Where the county falls behind is in adapting its curriculum to meet the needs of a group of students not really represented well before, the LGBTQ+ student body. Topics such as safe homosexual sexual activity, and the medical needs of trans* students, especially, seem to be missing from the otherwise quite comprehensive health curriculum. However, this seems to be changing. Both students and health teachers note that the curriculum is moving as is, and has room to grow even further. 

What is important to note is that sometimes, the room to grow is not enough. “I was foolish and didn’t know that you could get STDs from lesbian sex until I looked it up, and that is something that I should not have to look up on my own, and instead is something that should just be taught in health class,” junior Lew Wedderien said, whose own experiences as an LGBTQ+ student were not mirrored in the health class. While this is a singular example, it underscores a greater lack of information and education about topics that for some students are a large part of day to day life, especially in a course that is supposed to prepare students for the rest of their lives.

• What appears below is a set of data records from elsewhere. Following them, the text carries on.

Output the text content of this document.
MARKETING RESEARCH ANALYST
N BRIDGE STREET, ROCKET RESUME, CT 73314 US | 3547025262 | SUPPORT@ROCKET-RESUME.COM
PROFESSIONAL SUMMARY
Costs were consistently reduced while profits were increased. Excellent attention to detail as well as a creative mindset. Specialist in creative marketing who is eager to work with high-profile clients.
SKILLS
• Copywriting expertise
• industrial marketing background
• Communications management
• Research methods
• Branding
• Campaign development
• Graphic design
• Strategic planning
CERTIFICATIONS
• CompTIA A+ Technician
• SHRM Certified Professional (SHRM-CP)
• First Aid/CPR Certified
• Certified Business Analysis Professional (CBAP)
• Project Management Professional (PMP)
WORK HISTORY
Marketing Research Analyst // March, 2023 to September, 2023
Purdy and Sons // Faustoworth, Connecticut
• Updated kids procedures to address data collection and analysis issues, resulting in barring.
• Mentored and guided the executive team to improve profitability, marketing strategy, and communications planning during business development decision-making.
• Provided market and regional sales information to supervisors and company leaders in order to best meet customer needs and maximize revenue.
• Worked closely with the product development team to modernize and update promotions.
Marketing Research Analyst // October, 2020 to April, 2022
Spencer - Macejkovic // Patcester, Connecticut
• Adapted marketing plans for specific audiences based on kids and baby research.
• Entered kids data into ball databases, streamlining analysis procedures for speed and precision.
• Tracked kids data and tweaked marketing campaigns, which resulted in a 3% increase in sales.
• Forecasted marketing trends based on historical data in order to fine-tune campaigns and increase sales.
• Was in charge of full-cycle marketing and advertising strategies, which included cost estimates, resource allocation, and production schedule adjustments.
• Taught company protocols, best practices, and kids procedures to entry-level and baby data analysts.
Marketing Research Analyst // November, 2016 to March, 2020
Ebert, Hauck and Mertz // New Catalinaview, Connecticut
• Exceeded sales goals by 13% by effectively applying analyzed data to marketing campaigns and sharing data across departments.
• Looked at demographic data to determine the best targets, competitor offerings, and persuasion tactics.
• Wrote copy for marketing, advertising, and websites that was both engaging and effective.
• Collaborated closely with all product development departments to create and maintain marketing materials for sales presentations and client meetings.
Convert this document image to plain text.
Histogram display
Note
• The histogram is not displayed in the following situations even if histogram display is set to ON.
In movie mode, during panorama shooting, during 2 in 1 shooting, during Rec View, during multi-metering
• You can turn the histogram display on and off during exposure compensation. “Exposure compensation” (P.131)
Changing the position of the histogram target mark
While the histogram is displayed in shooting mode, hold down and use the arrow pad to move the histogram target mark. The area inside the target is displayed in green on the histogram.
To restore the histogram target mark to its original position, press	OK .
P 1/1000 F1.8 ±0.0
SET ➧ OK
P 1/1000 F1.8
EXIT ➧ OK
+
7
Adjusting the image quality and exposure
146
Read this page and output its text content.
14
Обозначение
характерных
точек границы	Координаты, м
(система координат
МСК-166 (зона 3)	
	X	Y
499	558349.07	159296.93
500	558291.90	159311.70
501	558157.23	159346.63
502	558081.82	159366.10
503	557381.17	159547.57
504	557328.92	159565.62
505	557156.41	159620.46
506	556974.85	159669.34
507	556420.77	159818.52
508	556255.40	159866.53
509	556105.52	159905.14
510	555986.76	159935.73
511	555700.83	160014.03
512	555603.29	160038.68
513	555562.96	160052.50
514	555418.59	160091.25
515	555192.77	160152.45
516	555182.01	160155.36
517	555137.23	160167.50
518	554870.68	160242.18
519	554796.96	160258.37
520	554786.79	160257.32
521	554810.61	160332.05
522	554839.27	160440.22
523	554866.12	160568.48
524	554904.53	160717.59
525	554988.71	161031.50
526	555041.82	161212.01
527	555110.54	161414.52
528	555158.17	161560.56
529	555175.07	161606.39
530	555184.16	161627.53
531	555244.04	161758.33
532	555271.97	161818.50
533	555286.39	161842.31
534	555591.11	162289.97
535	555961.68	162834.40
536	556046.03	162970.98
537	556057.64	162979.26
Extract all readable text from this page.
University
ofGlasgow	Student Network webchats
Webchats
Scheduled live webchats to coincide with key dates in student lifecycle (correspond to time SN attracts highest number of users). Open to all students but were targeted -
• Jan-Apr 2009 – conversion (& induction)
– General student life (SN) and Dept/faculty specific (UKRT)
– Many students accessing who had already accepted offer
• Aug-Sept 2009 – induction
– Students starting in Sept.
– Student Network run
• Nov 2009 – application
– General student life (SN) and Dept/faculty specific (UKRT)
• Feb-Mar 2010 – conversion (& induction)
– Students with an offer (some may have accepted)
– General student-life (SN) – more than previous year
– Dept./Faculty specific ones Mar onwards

The RM health curriculum is completely up to date other ways though, with a notable example being drug education. The curriculum covers lesser known drugs, and their dangers, which are often left out of health curriculum. The health curriculum also seems to be evolving to better fit the much more medical marijuana-positive world that we live in. “I tell the kids as much of the truth as I can find,” health teacher Coach Fahrner said, specifically in reference to recent discoveries relating to the medical benefits of marjiuana. 

While the class covers modern discoveries about the impacts of Cannabidiol on the human body, such as research by Sanjay Gupta which shows the potential for medical marijuana to heal and help patients, especially those suffering from seizures, it retains some caution for what is, after all, a drug. “Smoking marijuana is not good for you, at your [the students’] age.” Coach Fahrner said, making clear that still, marijuana is a drug that should be avoided while the brain is developing, much like alcohol.

The RM health curriculum is an interesting beast, in that in some ways, it has advanced, and reached a point where it almost mirror-perfectly reflects the truths of the outside world, while in others, it still has some growing to do. Even in these growth areas, it is clear that everyone involved is open to the work being done. “Are they [interest groups seeking change in the curriculum] satisfied is my question, and if they’re not satisfied then lets improve it to what is acceptable,” said Coach Fahrner. Currently, the curriculum is more than adequate, and as it grows, will exceed standards, as not only a path through which students can learn about the world, but also about themselves.